Merri Utami ha trascorso quasi due decenni nel braccio della morte in Indonesia per un reato di droga che è stata costretta a commettere con l’inganno, prima di essere graziata dal Presidente indonesiano Joko Widodo.
Merri Utami, 49 anni, era stata condannata a morte tramite fucilazione nel 2002 da un tribunale di Tangerang, a circa 50 chilometri a ovest di Giacarta, dopo essere stata dichiarata colpevole per aver tentato di contrabbandare eroina nel Paese. Merri, però, ha sempre insistito sul fatto di non essere stata a conoscenza del suo ruolo e che era stata presa di mira e manipolata da trafficanti di droga professionisti. Come molte donne accusate di reati di droga, Merri proveniva da un background di povertà, abuso e sfruttamento. Eppure il tribunale che l’ha condannata a morte non ha mai saputo del suo passato a causa dell’incompetenza dell’avvocato del suo primo processo.
Merri ha affrontato le umiliazioni quotidiane all’interno del sistema carcerario femminile con coraggio, ha combattuto per rendere la sua vita tollerabile, ha imparato a fare giardinaggio ed è diventata un membro attivo della chiesa.
Una notte del 2016, Merri venne svegliata da due guardie carcerarie che la informarono che sarebbe stata trasferita nell’“isola delle esecuzioni”, per poi essere risparmiata insieme ad altri nove detenuti all’ultimo minuto.
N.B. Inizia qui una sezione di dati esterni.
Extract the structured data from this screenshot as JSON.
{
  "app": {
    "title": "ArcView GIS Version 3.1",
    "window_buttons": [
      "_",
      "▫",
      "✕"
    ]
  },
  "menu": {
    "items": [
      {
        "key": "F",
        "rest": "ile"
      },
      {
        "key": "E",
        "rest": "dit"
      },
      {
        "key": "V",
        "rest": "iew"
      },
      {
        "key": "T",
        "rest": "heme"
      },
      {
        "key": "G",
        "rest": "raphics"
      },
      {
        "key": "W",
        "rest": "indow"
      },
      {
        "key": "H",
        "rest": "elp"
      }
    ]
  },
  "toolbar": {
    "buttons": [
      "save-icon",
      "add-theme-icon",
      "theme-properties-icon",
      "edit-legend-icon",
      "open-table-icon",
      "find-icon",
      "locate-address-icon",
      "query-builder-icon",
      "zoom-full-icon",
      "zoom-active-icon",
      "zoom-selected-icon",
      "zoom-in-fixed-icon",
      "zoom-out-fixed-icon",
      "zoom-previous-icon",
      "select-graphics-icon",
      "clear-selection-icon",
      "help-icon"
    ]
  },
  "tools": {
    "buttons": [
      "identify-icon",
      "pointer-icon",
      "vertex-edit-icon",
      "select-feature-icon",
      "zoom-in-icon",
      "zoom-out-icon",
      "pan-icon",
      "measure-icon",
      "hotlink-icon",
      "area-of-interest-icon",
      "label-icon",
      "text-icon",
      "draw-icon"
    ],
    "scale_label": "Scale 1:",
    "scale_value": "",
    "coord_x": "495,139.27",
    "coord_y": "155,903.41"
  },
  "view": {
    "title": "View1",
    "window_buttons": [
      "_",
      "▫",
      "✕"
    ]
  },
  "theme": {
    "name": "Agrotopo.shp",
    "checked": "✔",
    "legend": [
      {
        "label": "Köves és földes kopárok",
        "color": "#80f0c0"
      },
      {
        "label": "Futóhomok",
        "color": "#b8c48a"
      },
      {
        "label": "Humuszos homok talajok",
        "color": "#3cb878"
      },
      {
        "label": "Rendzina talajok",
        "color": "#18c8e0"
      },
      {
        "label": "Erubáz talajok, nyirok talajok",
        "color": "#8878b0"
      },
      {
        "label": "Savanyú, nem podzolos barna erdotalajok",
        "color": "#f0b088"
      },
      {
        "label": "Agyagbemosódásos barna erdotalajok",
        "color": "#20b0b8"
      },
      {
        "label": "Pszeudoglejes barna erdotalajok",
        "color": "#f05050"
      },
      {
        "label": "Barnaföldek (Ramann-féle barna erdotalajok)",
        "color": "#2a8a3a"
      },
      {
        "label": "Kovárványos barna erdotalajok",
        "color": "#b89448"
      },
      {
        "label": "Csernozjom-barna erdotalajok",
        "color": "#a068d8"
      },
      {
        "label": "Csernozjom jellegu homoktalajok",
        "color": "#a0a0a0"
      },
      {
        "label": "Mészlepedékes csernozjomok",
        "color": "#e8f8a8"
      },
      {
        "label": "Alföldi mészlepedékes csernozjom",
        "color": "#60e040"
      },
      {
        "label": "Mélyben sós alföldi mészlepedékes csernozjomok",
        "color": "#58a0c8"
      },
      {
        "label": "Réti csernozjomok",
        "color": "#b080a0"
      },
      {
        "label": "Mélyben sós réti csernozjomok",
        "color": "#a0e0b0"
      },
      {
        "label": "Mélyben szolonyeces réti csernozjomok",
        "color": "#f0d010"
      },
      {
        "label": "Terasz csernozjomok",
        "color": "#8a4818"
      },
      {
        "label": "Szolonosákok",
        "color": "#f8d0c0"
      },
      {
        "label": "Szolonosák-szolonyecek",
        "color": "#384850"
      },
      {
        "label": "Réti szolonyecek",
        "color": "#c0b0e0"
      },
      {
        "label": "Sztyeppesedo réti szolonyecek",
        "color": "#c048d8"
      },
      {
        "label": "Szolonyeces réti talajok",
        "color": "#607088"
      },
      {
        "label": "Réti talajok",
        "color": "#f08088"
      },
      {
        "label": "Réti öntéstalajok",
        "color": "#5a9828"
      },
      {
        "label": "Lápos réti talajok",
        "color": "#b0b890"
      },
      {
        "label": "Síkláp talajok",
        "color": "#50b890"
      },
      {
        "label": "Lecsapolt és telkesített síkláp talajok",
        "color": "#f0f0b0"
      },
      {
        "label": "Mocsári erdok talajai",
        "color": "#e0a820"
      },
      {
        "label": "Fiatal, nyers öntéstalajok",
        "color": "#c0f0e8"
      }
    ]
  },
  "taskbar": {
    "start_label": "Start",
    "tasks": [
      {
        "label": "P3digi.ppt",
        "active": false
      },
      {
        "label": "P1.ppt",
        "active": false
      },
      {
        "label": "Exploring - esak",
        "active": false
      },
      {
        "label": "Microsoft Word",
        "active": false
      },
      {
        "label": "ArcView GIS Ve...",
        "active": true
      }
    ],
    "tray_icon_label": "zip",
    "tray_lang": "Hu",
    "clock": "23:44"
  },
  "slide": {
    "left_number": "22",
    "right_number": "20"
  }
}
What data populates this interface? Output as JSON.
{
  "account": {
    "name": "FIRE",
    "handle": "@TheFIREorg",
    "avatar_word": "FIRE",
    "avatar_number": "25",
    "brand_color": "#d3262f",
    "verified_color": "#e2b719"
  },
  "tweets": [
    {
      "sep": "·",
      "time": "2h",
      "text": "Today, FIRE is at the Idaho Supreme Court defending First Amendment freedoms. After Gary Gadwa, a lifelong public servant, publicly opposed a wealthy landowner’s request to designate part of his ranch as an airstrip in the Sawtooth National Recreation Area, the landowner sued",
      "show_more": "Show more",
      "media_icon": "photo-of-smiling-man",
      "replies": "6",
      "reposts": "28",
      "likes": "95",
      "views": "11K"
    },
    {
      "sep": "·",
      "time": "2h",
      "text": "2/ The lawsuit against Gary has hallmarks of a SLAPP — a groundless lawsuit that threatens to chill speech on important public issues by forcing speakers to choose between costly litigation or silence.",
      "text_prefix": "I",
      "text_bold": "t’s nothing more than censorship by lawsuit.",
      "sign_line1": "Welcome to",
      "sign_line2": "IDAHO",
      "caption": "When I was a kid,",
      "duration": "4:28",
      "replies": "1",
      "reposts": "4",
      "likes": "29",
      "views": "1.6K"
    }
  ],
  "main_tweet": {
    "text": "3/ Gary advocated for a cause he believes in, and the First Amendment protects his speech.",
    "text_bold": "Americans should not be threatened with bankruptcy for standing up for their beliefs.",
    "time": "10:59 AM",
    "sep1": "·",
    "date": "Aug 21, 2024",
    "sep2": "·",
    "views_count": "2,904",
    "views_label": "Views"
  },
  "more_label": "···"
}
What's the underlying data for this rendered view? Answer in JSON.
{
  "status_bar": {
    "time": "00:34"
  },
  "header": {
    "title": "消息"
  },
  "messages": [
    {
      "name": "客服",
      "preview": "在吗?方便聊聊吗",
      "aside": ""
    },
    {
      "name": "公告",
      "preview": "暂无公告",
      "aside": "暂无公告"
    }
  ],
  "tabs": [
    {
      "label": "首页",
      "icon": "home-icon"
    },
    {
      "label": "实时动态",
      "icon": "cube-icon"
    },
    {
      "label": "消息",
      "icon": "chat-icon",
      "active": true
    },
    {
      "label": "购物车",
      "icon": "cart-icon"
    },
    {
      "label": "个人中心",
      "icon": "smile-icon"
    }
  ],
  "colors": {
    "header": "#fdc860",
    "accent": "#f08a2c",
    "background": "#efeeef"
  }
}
Sette anni dopo, il 13 marzo 2023, ha ottenuto la clemenza dal presidente Widodo che ha firmato il decreto presidenziale per commutare la sua condanna a morte in una condanna a vita.
Il legale di Merri ha dichiarato che lotterà affinché la donna riottenga anche la propria libertà.
Secondo un rapporto di Amnesty International, nel 2021 l’Indonesia ha emesso almeno 114 condanne a morte, portando il numero di detenuti nel braccio della morte del Paese a più di 500, alcuni dei quali sono cittadini stranieri, e che l’82% di tutte le condanne a morte registrate sono per reati legati alla droga.